La conseguenza è che gli Stati, le democrazie, non hanno più in mano gli
strumenti per governare il corso delle cose. Non la moneta, non la leva del
credito, degli investimenti, delle politiche industriali, delle partecipazioni
statali. Siamo in mano a poteri incondizionati e incontrollabili, siamo
affidati a automatismi che nessuno può fermare.
Abbiamo manomesso anche la Costituzione, facendo del pareggio di bilancio
non un’opzione politica ma un obbligo giuridico, e in quattro e quattr’otto
abbiamo cambiato l’art. 81; e quando entrerà in vigore il “Fiscal compact”
firmato a Bruxelles, i governi dovranno andare a giustificare le loro politiche
economiche non davanti ai Parlamenti ma alle Corti di giustizia.
Un monito si leva allora da questa lezione: non compiamo altri atti
irreversibili, che ci mettano in condizioni di sempre maggiore impotenza. Non
continuiamo a fare scelte che decidano per noi una volta per tutte. Non
continuiamo a firmare trattati, a cambiare Costituzioni, a alienare diritti per
cui, ai figli che chiedono pane, dovremo dare pietre, dicendo che è Maastricht,
che è l’euro, che è il Patto di stabilità, che è la Banca centrale, che è il
debito.
Cioè, torniamo alla politica. Chi non vede che la crisi dei partiti sta
anche nel fatto che in realtà non possono fare più nulla per dare vere
risposte, per dare aiuto alla vita della gente che rappresentano?
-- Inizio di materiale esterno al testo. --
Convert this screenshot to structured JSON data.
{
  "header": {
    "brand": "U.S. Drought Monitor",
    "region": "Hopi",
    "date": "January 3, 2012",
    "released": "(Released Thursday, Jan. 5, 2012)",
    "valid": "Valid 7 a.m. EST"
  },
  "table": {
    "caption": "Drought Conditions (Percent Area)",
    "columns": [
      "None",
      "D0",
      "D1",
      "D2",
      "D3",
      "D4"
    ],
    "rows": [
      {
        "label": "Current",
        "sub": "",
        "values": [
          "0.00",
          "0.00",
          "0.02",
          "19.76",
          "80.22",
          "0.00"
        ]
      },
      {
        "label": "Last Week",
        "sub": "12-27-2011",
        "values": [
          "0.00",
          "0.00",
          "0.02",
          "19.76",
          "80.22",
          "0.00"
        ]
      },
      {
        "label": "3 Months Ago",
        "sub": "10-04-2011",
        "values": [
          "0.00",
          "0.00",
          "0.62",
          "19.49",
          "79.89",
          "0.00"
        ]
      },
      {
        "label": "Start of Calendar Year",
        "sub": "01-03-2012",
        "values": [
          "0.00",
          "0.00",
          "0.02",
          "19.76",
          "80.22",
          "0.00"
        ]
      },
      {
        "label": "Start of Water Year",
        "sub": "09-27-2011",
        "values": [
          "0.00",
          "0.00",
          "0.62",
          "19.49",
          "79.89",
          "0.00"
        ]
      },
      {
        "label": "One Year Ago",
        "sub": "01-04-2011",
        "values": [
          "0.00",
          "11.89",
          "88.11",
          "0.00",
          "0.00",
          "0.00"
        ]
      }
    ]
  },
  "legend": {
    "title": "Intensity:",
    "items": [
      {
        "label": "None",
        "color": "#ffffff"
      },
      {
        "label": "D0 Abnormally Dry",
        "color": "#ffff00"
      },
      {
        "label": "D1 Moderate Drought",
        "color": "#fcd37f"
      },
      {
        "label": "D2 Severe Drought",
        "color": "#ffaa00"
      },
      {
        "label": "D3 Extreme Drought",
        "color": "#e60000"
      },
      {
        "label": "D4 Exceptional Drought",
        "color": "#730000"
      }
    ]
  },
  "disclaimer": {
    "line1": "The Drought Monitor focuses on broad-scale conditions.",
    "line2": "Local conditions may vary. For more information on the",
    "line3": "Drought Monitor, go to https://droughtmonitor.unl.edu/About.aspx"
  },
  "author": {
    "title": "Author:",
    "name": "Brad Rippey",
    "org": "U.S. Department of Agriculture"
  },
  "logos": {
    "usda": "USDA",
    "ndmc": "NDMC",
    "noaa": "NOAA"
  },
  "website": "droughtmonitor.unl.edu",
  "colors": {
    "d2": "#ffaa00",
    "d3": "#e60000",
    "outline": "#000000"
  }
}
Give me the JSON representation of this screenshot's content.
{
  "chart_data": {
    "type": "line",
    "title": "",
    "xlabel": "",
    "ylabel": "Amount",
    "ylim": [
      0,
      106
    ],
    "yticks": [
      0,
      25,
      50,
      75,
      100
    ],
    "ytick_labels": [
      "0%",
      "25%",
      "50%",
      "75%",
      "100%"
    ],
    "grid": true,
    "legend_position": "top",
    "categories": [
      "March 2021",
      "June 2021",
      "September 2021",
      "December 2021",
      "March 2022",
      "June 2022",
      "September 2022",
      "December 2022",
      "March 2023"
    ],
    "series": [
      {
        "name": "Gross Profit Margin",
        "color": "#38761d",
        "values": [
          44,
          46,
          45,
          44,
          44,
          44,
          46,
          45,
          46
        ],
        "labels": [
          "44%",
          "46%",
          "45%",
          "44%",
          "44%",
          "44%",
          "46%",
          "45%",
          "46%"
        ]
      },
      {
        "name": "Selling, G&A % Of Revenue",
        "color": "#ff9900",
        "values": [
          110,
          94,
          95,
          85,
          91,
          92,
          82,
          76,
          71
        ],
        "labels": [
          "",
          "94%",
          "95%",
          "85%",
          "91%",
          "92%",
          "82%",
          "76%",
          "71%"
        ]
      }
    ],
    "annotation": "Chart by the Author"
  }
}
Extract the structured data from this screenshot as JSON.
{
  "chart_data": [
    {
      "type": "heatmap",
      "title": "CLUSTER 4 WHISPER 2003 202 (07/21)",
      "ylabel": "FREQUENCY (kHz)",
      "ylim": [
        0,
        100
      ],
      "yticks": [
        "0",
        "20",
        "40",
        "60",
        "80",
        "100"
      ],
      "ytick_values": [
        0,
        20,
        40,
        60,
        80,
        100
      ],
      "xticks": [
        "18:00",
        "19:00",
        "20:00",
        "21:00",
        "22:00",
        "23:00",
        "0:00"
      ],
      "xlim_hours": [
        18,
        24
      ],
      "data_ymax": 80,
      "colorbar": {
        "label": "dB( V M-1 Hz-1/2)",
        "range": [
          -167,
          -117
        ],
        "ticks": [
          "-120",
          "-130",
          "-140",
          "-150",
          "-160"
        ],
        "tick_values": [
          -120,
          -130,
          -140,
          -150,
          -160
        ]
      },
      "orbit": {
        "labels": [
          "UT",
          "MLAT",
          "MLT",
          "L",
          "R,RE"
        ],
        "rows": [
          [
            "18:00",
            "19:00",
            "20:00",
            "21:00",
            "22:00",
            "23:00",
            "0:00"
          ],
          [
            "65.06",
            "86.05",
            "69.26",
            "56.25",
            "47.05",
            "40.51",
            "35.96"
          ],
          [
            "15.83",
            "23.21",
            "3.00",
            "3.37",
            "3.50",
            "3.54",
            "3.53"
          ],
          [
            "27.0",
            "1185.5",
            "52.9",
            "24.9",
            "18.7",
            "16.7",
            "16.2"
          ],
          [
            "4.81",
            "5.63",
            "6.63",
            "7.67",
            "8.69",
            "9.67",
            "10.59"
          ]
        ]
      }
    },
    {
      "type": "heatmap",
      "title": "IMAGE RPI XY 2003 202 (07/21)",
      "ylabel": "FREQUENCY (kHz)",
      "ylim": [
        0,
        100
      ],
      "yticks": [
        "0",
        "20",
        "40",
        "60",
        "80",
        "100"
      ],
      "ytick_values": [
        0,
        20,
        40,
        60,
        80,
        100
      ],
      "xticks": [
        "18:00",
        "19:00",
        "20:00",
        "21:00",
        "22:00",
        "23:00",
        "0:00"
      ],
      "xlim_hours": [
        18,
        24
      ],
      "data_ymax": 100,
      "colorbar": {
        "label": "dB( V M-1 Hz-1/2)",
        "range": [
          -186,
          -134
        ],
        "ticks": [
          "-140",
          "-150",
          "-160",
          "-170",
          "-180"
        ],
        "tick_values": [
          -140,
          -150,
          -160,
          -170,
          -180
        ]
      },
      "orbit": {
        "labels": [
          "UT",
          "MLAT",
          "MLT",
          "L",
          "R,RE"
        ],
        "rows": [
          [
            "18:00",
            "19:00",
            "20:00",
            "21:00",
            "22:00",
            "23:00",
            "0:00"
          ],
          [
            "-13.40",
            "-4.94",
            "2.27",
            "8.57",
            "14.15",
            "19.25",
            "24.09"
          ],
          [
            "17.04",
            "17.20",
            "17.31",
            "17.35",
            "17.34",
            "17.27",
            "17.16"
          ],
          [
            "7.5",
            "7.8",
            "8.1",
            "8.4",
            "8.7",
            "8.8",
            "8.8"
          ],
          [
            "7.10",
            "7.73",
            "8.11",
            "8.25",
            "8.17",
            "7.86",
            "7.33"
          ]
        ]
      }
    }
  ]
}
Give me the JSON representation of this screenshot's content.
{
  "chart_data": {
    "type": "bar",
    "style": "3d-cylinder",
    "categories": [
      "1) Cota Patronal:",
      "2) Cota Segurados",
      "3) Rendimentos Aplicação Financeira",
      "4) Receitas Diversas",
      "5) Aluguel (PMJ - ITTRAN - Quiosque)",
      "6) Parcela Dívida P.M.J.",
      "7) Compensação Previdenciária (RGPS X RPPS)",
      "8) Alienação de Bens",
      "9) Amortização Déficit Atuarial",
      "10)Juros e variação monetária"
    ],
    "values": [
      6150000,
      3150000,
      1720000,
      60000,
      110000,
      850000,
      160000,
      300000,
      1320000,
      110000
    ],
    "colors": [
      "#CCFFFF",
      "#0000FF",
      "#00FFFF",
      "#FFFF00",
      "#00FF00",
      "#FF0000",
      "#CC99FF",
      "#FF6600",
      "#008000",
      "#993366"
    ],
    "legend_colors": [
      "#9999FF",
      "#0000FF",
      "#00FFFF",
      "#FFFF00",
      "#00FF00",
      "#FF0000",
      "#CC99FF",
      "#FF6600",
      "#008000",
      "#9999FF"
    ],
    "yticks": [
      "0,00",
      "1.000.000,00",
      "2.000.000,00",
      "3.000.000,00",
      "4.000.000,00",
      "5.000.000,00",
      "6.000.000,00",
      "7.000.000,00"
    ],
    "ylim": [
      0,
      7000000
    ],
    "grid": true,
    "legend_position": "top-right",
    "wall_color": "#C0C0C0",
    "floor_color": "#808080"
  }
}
La Repubblica non può fare più nulla di quelli che sarebbero i suoi compiti
secondo la Costituzione: garantire, tutelare, curare, provvedere, rimuovere gli
ostacoli che impediscono il pieno sviluppo della persona umana, e così via. E
non potendo fare nulla per il bene comune, i partiti sono rimasti senza causa.
È rimasto solo il potere, e la lotta per il potere.
È colpa loro, hanno tagliato i rami su cui erano seduti.
Ed è qui il vero incentivo alla corruzione: i soldi dei finanziamenti
statali, non impiegati per mettere in grado i partiti di fare politica, di
servire gli interessi pubblici, sono destinati, dai partiti disonesti e dagli
amministratori infedeli, ai godimenti privati. Non solo perciò bisogna rendere
trasparenti i soldi dei partiti, ma bisogna vincolarli a fini sociali. Se non
vogliono più fare i comizi, che almeno facciano una scuola.